Фаиз бросает на меня яростные взгляды.
– Чтобы бороться с джиннами, нужно читать стихи из Корана. Джинны убьют тебя, если хоть что-то пойдет не так. Вот почему это делают только специально обученные люди.
– Может, Бенгали-Баба этому специально обучался, – говорю я.
– Индуистские бабы не знают Корана и ничего про джиннов.
Пари скрипит зубами. Наш разговор про джиннов раздражает ее.
Дома в переулке, где живет Аанчал, – настоящие пакка-дома из кирпича. У некоторых даже есть второй этаж. С обратной стороны у них, должно быть, даже собственные туалеты.
Мы останавливаемся рядом с женщиной, которая моет посуду, сидя на кирпиче, и спрашиваем у нее, где дом Аанчал. Женщина указывает на дом мыльным пальцем. С его порога на нас блеет бородатый козел.
Пари поднимает с земли увядшие листья и кормит козла. Колокольчик у него на шее звенит каждый раз, когда он жует, – слишком много раз. Какой-то мальчик, наверное, нашего возраста, одетый в толстую, как свитер, рубашку в красно-белую клетку, подходит к двери и выталкивает козла из дома коленом. У него круглое лицо человека, который слишком много ест.
– Что вам надо? – спрашивает он. На шоссе громко сигналит грузовик.
– Аанчал, – говорит Пари.
– Ее здесь нет. Кто вы?
– Нам было интересно, знала ли Аанчал наших друзей, Бахадура и Омвира. Они тоже пропали, – говорит Пари.
– Мы слышали про них, когда они пропали.
– Аджай, с кем ты разговариваешьь? – лает какая-то женщина из глубины дома.
– Ни с кем, – говорит мальчик. – Тут какие-то дети спрашивают про Аанчал-Диди.
– Прогони их, – кричит женщина. Должно быть, это мама Аанчал.
Фаиз неодобрительно бурчит себе под нос.
– Мы уйдем, – говорит Пари мальчику. – Но только можешь помочь нам, пожалуйста? Мы очень хотим найти друзей. А полиция ничего не сделала.
Пари не дает мне спросить про старика-парня Аанчал.
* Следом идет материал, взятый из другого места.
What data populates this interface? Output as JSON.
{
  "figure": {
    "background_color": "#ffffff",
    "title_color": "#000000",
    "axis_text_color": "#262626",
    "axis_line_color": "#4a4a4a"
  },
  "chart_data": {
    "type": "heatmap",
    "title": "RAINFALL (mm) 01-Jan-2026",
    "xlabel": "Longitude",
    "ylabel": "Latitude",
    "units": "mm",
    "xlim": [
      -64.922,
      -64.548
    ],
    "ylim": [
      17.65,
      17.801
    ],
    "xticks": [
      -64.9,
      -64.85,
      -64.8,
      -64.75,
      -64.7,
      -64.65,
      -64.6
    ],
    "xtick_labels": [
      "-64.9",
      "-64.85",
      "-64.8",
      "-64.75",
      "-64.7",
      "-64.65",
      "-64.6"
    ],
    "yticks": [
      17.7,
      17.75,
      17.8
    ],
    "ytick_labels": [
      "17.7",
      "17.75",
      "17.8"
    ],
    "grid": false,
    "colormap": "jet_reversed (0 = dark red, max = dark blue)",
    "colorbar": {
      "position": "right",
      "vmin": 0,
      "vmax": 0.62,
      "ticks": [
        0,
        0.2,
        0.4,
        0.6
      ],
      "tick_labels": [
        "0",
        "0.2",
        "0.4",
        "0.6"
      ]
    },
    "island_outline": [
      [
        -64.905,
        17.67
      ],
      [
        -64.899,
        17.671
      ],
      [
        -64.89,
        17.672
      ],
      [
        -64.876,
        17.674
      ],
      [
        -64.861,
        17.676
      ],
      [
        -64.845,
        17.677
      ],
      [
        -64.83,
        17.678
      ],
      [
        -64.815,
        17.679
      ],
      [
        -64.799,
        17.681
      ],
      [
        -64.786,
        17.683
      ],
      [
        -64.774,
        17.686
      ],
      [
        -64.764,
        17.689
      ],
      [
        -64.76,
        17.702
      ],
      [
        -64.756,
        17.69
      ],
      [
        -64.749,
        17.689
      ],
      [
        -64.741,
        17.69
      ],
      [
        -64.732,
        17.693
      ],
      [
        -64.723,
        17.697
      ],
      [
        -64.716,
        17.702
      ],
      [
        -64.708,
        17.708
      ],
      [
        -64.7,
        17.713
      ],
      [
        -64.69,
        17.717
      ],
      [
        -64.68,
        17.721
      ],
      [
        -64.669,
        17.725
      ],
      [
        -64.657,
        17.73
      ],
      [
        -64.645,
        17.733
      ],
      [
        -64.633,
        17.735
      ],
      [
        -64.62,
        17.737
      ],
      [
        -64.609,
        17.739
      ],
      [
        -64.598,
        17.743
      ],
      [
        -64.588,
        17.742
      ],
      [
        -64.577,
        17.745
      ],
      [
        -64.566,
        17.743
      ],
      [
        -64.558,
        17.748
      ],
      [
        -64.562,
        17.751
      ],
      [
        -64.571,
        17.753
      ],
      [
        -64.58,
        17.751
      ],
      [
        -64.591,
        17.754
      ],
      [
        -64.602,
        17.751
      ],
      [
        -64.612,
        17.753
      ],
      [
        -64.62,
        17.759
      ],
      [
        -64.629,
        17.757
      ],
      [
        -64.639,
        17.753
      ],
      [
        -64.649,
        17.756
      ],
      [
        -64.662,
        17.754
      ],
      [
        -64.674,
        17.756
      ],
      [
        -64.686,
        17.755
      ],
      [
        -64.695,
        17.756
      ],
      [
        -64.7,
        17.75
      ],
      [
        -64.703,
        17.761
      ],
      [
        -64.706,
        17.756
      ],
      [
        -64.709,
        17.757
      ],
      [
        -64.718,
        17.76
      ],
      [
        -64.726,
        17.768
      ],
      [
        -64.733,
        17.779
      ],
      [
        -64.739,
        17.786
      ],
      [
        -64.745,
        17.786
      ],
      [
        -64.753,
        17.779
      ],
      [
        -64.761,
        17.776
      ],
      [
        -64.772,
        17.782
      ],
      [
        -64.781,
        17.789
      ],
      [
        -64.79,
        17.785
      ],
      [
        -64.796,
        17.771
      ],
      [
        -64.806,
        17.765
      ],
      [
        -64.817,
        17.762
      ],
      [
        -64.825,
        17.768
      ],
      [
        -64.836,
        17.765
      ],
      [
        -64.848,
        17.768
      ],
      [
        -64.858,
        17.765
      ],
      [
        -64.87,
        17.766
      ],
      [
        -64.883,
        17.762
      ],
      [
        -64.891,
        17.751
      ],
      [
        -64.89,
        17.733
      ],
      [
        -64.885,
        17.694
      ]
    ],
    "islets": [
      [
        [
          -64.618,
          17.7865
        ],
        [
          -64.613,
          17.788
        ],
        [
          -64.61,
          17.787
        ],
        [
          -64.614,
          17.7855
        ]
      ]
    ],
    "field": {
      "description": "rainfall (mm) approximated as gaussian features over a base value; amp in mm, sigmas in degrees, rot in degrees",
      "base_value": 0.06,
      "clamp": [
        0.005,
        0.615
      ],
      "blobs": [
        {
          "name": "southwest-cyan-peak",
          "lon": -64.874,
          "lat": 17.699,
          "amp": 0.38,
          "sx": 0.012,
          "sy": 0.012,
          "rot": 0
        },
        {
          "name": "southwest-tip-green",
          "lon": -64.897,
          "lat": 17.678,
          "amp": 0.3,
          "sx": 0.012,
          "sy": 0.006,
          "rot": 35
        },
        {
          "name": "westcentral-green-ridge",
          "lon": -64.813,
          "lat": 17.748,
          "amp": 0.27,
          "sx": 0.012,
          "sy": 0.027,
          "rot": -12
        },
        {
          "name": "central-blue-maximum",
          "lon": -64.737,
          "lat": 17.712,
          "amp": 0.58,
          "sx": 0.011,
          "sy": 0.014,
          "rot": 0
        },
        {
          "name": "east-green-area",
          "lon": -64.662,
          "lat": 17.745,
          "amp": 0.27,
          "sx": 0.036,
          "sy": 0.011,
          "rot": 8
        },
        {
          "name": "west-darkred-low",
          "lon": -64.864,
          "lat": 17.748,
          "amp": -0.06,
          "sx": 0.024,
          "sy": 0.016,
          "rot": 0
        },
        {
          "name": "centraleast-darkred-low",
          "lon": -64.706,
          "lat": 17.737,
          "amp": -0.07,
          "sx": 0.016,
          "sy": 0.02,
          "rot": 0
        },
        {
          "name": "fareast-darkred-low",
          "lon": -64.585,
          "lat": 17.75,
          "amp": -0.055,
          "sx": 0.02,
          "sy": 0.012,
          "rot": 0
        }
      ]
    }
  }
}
– Полиция нам тоже не помогает, – говорит мальчик. Он приказывает нам жестами отойти от двери. – Только сегодня женщина-полицейская сказала папе: «Ну чего вы плачете, ваша дочь сбежала со своим парнем-муллой». Но у моей диди не было парня. В день, когда она пропала, она ушла на занятие по английскому, как делает четыре раза в неделю.
– Твоя диди разве не… – начинаю я, но Пари перебивает:
– Твоя диди ходит в колледж?
– В июне она провалила экзамены десятого класса, – говорит Аджай. – Она работает в салоне красоты и еще ходит делать мехенди
[42] на дому, и отбеливание лица, и окрашивание волос, и тому подобное, но на самом деле хочет устроиться в колл-центр. Вот почему она ходит на английский.